Not the best start to the day, waking up in the small hours of the morning to the cordless phone downstairs beeping like mad. Then we saw the street-lights flicker and it was obvious there were electricity supply problems. To cut a long story short, we then had no power for the next five hours - and the Southern Electric emergency helpline was only partially useful, initially confirming there was a problem, then implying it had been fixed when it very plainly hadn't. Thankfully the human beings there even at antisocial hours were rather more efficient and proactively communicative, and we were falteringly welcomed back into the twenty-first century at about nine o'clock. Not only no power for that time, but no sleep, worrying about food in the freezer, Southern Electric's ambiguity and that we would be woken up by the phone beeping again even if we did get to sleep. Hey ho, well at least it's not too crazy a day today, with Katy out having coffee with a friend and me not having anything too time-critical until this afternoon. Oh, and also on the bright side, our new central heating programmer kept time perfectly throughout - though of course it can't actually turn on the heating or water without mains power, so... Well, at least it's back and fully operational now, and we don't live in Afghanistan or somewhere where lack of what we consider basic amenities is no doubt the norm.
Good meeting this afternoon - full steam ahead with revamping the church site!
So we had a few more calls from Southern Electric, really going beyond the call of duty [ooh, that should get me a few search hits] in phoning at least three times during the day to check we still had power. Missed a call last night that was probably them, though, because got a note through the door today saying we may be without power for much of tomorrow daytime as they finish the emergency repairs started yesterday.

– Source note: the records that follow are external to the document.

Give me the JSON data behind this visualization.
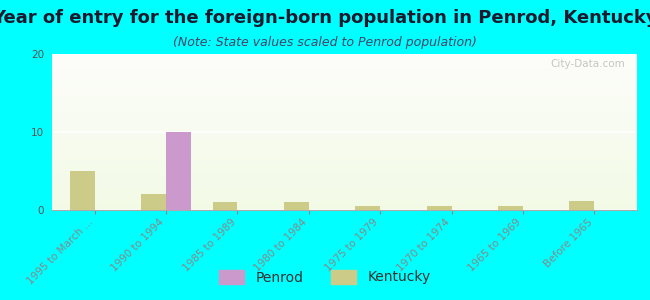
{
  "title": "Year of entry for the foreign-born population in Penrod, Kentucky",
  "subtitle": "(Note: State values scaled to Penrod population)",
  "categories": [
    "1995 to March ...",
    "1990 to 1994",
    "1985 to 1989",
    "1980 to 1984",
    "1975 to 1979",
    "1970 to 1974",
    "1965 to 1969",
    "Before 1965"
  ],
  "penrod_values": [
    0,
    10,
    0,
    0,
    0,
    0,
    0,
    0
  ],
  "kentucky_values": [
    5,
    2,
    1,
    1,
    0.5,
    0.5,
    0.5,
    1.2
  ],
  "penrod_color": "#cc99cc",
  "kentucky_color": "#cccc88",
  "background_color": "#00ffff",
  "ylim": [
    0,
    20
  ],
  "yticks": [
    0,
    10,
    20
  ],
  "bar_width": 0.35,
  "title_fontsize": 13,
  "subtitle_fontsize": 9,
  "tick_label_fontsize": 7.5,
  "legend_fontsize": 10,
  "watermark": "City-Data.com"
}
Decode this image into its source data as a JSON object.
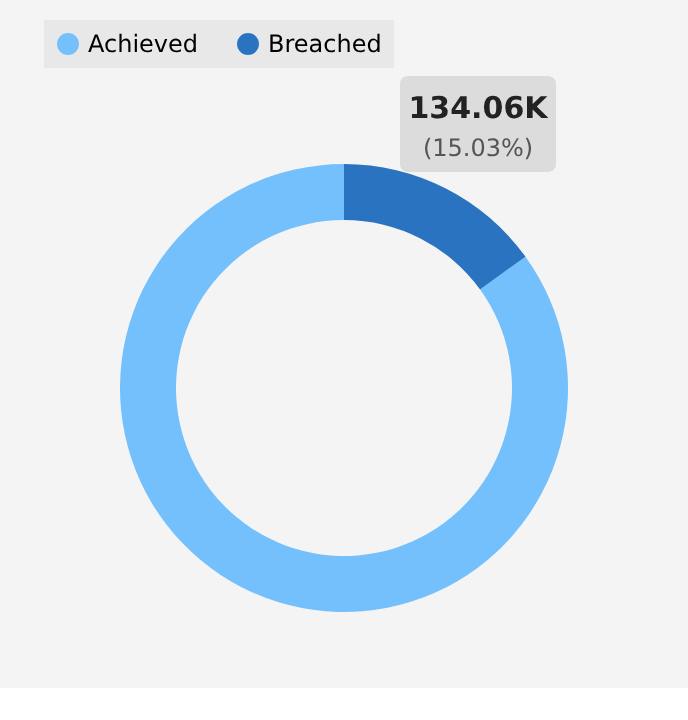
{
  "chart_data": {
    "type": "donut",
    "categories": [
      "Achieved",
      "Breached"
    ],
    "values": [
      84.97,
      15.03
    ],
    "colors": [
      "#74c0fc",
      "#2a73c0"
    ],
    "legend": "top",
    "annotations": [
      "134.06K",
      "(15.03%)"
    ]
  }
}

Although quite necessary, that will be a bit of a pain; although I somehow doubt we'll be "off" for the whole six hour period mentioned, they say to unplug most electrical appliances, so we may have to find other ways of working (or to entertain ourselves) - at least once our laptop batteries have expired, anyway!

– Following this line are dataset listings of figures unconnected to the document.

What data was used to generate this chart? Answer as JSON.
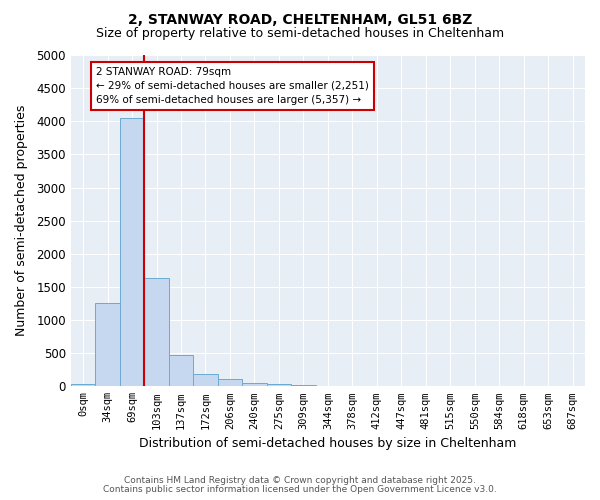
{
  "title1": "2, STANWAY ROAD, CHELTENHAM, GL51 6BZ",
  "title2": "Size of property relative to semi-detached houses in Cheltenham",
  "xlabel": "Distribution of semi-detached houses by size in Cheltenham",
  "ylabel": "Number of semi-detached properties",
  "bar_labels": [
    "0sqm",
    "34sqm",
    "69sqm",
    "103sqm",
    "137sqm",
    "172sqm",
    "206sqm",
    "240sqm",
    "275sqm",
    "309sqm",
    "344sqm",
    "378sqm",
    "412sqm",
    "447sqm",
    "481sqm",
    "515sqm",
    "550sqm",
    "584sqm",
    "618sqm",
    "653sqm",
    "687sqm"
  ],
  "bar_values": [
    30,
    1250,
    4050,
    1630,
    480,
    190,
    110,
    55,
    35,
    15,
    5,
    2,
    1,
    0,
    0,
    0,
    0,
    0,
    0,
    0,
    0
  ],
  "bar_color": "#c5d8f0",
  "bar_edge_color": "#6aabd2",
  "red_line_color": "#cc0000",
  "annotation_title": "2 STANWAY ROAD: 79sqm",
  "annotation_line1": "← 29% of semi-detached houses are smaller (2,251)",
  "annotation_line2": "69% of semi-detached houses are larger (5,357) →",
  "annotation_box_color": "#ffffff",
  "annotation_box_edge": "#cc0000",
  "ylim": [
    0,
    5000
  ],
  "yticks": [
    0,
    500,
    1000,
    1500,
    2000,
    2500,
    3000,
    3500,
    4000,
    4500,
    5000
  ],
  "bg_color": "#ffffff",
  "plot_bg_color": "#e8eef5",
  "grid_color": "#ffffff",
  "footer1": "Contains HM Land Registry data © Crown copyright and database right 2025.",
  "footer2": "Contains public sector information licensed under the Open Government Licence v3.0."
}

Good news this morning though is that the Wii version of the BBC's iPlayer is now out, and seems to work well. There had been a special version available via the web for some time, but the Opera browser required was not a free download on the Wii. The browser went free a couple of months ago, but a simultaneous update broke iPlayer, so it's been completely non-functional for the last few weeks. However, today the BBC and Nintendo launched a stand-alone version of the system, not relying on the browser at all any more, and initial tests demonstrated that it seemed to do exactly as claimed on the tin. The video quality is not quite broadcast standard, being ever-so-slightly (but really ever-so-slightly) choppy, but perfectly watchable. How it will fare at busier times of day will remain to be seen, but presumably that's an issue across the entire iPlayer platform and the additional Wii users surely won't make that much difference in the longer term. Anyway, good to see another example of technology that just works - a dependable and unobtrusive servant, rather than a glitzy firework show that's all flash bang wallop for a few seconds then you have to wait another year for anything else to happen...

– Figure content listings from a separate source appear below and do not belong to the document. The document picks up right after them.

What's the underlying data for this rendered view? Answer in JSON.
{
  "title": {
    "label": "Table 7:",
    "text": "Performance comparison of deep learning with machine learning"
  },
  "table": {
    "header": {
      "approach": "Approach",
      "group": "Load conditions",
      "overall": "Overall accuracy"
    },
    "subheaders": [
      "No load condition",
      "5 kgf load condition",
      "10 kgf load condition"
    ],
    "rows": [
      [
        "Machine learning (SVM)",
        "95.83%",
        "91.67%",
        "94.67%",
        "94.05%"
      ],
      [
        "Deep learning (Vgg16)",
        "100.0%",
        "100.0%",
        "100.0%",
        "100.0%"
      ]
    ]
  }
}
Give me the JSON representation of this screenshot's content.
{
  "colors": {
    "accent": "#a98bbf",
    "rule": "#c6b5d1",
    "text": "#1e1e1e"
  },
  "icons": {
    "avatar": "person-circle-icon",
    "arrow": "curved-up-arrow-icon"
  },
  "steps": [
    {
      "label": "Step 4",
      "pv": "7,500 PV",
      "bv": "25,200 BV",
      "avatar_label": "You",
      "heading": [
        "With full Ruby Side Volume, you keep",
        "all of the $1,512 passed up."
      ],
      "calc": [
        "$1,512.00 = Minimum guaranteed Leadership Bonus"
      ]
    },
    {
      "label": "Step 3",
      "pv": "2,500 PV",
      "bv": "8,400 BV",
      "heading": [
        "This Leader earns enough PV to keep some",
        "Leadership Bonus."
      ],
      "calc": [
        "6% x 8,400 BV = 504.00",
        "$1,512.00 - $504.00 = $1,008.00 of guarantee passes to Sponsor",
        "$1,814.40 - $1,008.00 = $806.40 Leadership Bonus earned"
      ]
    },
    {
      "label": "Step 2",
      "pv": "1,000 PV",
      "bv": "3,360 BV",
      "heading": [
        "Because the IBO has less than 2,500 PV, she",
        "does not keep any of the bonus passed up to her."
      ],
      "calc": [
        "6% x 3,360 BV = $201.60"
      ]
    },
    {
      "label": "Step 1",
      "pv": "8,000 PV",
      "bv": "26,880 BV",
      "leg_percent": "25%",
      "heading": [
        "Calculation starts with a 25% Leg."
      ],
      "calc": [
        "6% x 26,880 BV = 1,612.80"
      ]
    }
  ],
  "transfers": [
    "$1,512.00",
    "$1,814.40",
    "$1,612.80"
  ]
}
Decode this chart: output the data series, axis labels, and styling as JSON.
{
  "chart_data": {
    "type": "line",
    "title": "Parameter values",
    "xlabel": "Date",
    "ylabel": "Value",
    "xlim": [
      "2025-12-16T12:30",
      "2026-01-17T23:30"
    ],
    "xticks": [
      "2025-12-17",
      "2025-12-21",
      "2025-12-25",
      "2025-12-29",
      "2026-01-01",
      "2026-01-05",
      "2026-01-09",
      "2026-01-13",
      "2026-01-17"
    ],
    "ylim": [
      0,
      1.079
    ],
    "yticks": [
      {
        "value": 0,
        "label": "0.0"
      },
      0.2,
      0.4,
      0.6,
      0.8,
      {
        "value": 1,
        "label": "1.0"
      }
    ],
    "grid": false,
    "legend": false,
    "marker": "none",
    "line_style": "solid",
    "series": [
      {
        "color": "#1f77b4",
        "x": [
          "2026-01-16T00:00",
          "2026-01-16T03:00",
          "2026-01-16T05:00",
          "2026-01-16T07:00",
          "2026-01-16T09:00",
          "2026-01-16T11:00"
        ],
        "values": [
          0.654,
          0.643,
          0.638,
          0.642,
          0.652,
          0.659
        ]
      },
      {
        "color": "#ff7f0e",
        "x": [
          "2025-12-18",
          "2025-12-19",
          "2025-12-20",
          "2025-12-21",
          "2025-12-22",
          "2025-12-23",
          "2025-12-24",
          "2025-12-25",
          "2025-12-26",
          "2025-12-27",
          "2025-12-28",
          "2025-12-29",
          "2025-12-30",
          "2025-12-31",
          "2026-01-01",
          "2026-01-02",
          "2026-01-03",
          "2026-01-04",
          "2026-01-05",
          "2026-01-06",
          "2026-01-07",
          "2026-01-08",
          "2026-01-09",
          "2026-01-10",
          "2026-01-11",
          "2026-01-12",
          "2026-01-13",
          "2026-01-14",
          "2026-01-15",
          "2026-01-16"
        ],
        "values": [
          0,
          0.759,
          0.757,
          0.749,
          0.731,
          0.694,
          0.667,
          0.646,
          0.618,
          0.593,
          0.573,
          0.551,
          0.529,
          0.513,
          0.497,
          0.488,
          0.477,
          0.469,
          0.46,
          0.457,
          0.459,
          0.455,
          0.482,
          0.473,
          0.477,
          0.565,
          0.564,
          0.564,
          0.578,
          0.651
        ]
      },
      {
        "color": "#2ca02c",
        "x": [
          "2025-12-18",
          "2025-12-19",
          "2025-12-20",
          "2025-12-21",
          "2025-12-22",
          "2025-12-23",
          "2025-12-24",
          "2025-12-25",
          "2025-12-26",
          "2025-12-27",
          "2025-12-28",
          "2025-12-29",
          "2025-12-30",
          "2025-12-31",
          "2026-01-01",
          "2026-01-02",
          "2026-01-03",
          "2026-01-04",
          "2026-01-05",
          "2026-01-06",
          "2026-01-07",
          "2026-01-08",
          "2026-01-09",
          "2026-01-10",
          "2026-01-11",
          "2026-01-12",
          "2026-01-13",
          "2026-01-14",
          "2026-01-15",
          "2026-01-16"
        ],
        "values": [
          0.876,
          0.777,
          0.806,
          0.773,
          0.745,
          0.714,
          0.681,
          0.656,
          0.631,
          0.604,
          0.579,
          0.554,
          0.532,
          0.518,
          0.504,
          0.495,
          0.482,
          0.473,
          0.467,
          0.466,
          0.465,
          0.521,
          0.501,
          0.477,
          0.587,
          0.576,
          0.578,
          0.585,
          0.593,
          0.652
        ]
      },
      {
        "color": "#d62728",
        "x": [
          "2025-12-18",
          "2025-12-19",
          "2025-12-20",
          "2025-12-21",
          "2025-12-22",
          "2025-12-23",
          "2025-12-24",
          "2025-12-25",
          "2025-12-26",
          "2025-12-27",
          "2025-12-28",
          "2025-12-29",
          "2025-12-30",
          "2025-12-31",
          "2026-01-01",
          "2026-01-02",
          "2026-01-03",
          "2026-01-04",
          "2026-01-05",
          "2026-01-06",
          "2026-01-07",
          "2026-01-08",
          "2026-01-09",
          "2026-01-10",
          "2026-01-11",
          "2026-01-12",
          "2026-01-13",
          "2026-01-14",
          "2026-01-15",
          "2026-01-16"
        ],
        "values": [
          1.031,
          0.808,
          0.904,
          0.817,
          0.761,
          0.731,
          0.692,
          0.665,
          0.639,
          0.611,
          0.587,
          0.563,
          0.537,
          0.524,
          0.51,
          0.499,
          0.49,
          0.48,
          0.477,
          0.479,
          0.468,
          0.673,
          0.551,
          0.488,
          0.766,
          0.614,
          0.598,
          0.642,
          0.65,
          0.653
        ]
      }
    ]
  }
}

Oh, and connected with the power cut thing, we noticed a young man from Southern Electric without a hi-vis vest wandering around the close with a clipboard yesterday morning. I spotted him again when I was walking back from my meeting in town, and it turned out he was one of a gang of Southern's doorstep salesmen. What a day to choose... "Yes, we'd love to switch to you, as a token of appreciation for last night's catastrophic failure!" Bet they got loads of takers - possibly even more than the Jehovah's Witnesses following in their footsteps this morning.
We had my dad visiting for the weekend, which was nice. The weather wasn't, though, so we had to keep ourselves well entertained without going out too much, but succeeded reasonably. Alas since we visited my parents the weekend before, their computer had taken a turn for the worse, with the dreaded corrupted registry file problem that so many seem to get struck down by, so Dad arrived Friday morning with the system unit under his arm. Thankfully with the help of Tux the friendly penguin, and contrary to conventional Microsoft-indoctrinated wisdom on these matters (let alone £50 misnamed recovery CDs that nuke everything), we managed to get things up and running again, without needing to re-install anything. The hard disk is still distinctly faulty (occasional spin-up reluctance, and a couple of dodgy sectors), but should keep going for a bit longer, especially having converted the file system to the supposedly more fault-tolerant NTFS. Doing all that saw to quite a bit of our "wet play" time to amuse ourselves, the rest occupied with Saturday breakfast at Bex and Si's, and braving foul driving conditions to eat out at the Harvester on Saturday evening. We left Dad to his own devices yesterday, and apart from getting drenched in the morning he seemed to have a good ride on his bike and visited the local Rural Life Centre so had plenty of photographs to share upon his return!